Scientists are exploring whether a cancer-style cell therapy could offer a new path toward controlling or curing HIV by borrowing from the body’s own immune system. At a meeting of the American Society of Gene and Cell Therapy in Boston, researchers described early results from a small study that adapted CAR-T cell therapy—designed for some cancers—to target HIV-infected cells. The work, led by Dr. Steven Deeks of the University of California, San Francisco, sought to see whether revving up a patient’s immune cells could suppress the virus without requiring the usual HIV drugs.

Deeks’ team reported that on Tuesday, researchers said a single dose of CAR-T cells strongly suppressed HIV in two people—one for nearly a year and the other for nearly two years—after they stopped their usual medications when they received the treatment. Deeks cautioned that larger and longer studies are needed to show whether CAR-T can provide long-lasting benefit for HIV. “We find the fact that two people have had such a really sustained response provocative,” he said. “There is a real need for a one-and-done, safe and scalable cure … and this is one of the strategies that we’re pursuing.”

The study, which investigators said is early-stage, tested different dosing strategies. Researchers designed the experiment so participants stopped taking their HIV medicine the day they received their CAR-T cells, and Deeks said there were no serious side effects reported in the study. Under one strategy, the first three recipients showed no response and resumed their usual medicines.

In the dosing strategy that produced the strongest signals, six other people received a small amount of chemotherapy meant to make space for the new T cells. Deeks said the two strongest responders in that group saw their HIV drop to undetectable levels, with only occasional increases when, researchers said, the CAR-T cells presumably began working again. He said a third patient had a temporary response and then resumed regular HIV treatment.

Deeks said the patients who responded most strongly had started their original HIV treatment soon after infection. He said that makes sense because people treated early tend to have less HIV hiding in the body and a healthier immune system. Researchers have long pursued an HIV cure by looking at clues that include rare gene mutations that make some people naturally resistant to the virus, as well as cases involving patients who were considered cured or in long-term remission after receiving stem cell transplants for certain cancers.

The therapy described at the meeting involves taking immune cells called T cells from a patient’s blood and genetically engineering them into CAR-T “living drugs” before infusing them back into the patient. CAR-T therapies are already used to treat certain types of cancer, and scientists have been studying variants for other diseases. For HIV, Deeks’ team said the nonprofit drug developer Caring Cross created CAR-T cells with dual features—programmed to better find and kill HIV-infected cells and engineered with protection against infection by the same virus.

Because the CAR-T cells are expected to function as immune “soldiers,” the added protection is intended to let them persist and reproduce enough to keep HIV in check, Caring Cross executive director Boro Dropulić said. In describing the broader need, the researchers noted that nearly 40 million people live with HIV worldwide and that today’s medicines have turned AIDS from a fast killer into a manageable chronic disease—often with the virus kept at undetectable levels if people can afford treatment and can adhere to it.

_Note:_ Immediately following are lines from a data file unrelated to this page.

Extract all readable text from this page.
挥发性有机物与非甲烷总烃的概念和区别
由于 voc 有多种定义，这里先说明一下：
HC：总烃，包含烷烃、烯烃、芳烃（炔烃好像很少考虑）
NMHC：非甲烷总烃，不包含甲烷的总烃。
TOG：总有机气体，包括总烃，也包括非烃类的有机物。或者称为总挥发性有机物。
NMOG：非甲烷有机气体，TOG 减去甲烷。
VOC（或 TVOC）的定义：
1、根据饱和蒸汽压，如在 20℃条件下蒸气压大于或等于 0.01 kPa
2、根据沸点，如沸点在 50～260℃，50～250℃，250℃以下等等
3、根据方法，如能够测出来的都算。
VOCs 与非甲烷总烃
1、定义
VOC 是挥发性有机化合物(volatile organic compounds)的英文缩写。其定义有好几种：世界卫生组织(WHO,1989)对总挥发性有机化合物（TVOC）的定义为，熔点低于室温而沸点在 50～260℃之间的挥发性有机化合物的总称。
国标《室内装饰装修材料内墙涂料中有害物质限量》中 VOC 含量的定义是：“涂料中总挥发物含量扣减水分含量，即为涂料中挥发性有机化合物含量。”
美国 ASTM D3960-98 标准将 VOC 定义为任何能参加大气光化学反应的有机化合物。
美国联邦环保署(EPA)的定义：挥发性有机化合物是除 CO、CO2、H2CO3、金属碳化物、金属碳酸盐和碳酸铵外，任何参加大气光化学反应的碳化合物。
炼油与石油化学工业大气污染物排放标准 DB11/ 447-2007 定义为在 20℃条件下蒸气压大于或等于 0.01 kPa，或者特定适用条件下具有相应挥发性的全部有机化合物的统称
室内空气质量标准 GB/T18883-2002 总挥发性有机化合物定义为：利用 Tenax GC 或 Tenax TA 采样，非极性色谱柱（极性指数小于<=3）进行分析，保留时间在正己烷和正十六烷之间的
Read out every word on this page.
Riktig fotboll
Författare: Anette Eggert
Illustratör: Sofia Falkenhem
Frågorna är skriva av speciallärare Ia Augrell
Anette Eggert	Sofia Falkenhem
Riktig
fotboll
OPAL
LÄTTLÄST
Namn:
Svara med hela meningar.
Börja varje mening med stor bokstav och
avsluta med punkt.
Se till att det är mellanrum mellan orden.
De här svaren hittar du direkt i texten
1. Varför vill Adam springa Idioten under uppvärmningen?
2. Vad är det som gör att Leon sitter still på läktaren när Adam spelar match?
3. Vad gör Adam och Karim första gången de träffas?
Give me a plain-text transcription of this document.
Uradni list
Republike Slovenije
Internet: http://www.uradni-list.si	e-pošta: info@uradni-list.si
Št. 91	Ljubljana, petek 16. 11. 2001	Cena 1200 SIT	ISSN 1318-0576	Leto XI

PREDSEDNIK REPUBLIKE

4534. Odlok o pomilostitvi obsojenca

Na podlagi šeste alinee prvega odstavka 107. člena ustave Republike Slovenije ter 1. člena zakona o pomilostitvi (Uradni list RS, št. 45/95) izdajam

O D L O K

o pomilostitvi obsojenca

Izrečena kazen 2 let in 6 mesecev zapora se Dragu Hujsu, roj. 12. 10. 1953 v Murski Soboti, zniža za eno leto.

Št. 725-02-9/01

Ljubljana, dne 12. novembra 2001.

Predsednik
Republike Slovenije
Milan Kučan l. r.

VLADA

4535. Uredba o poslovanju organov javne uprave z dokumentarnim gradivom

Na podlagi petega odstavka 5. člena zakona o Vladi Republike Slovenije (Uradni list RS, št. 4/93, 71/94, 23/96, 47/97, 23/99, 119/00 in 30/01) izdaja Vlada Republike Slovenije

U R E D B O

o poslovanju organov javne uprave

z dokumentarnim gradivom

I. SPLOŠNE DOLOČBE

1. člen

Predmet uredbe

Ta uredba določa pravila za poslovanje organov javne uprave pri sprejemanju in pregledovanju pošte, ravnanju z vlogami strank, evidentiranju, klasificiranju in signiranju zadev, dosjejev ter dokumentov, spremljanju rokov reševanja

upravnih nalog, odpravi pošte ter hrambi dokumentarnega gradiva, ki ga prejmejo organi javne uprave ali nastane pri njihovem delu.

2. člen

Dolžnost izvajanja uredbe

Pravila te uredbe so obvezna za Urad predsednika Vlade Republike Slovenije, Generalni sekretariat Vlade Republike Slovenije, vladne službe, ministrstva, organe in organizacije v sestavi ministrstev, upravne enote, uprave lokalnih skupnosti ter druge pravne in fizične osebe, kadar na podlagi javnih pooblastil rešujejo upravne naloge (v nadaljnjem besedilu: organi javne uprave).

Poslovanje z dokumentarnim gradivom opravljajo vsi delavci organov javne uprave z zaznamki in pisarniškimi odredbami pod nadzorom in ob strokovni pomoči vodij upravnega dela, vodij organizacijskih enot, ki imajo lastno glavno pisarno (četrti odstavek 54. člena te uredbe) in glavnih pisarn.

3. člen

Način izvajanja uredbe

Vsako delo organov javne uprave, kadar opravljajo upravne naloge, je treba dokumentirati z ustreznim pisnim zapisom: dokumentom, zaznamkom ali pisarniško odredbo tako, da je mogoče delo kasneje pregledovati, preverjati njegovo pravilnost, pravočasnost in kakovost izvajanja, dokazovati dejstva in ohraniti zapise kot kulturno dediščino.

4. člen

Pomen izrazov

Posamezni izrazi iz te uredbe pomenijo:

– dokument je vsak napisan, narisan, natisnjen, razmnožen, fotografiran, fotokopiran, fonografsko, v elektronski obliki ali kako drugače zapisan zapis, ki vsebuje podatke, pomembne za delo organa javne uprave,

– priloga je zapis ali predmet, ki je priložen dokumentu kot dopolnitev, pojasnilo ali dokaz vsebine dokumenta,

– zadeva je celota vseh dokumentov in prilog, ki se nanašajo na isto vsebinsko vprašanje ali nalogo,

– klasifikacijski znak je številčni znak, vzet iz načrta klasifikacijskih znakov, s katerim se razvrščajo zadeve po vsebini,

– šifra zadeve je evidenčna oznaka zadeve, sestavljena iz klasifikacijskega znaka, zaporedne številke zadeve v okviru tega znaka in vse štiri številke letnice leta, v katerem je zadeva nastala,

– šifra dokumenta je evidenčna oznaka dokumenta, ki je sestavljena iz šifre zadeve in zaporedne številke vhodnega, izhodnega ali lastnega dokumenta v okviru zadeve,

The main challenge, scientists said, is that HIV can hide in reservoirs within the body and can rebound quickly if people stop therapy. Dr. Hans-Peter Kiem, a gene therapy expert at Seattle’s Fred Hutchinson Cancer Center who was not part of the new study, said the results are intriguing but cautioned that more research is required to confirm whether CAR-T can truly help. Separately, Andrea Gramatica, vice president for research at amfAR, The Foundation for AIDS Research, said in support of the general approach that it is exciting because it “boost[es] what our body, our immune system, can already do,” adding that amfAR is funding work to create easier-to-use versions of the strategy.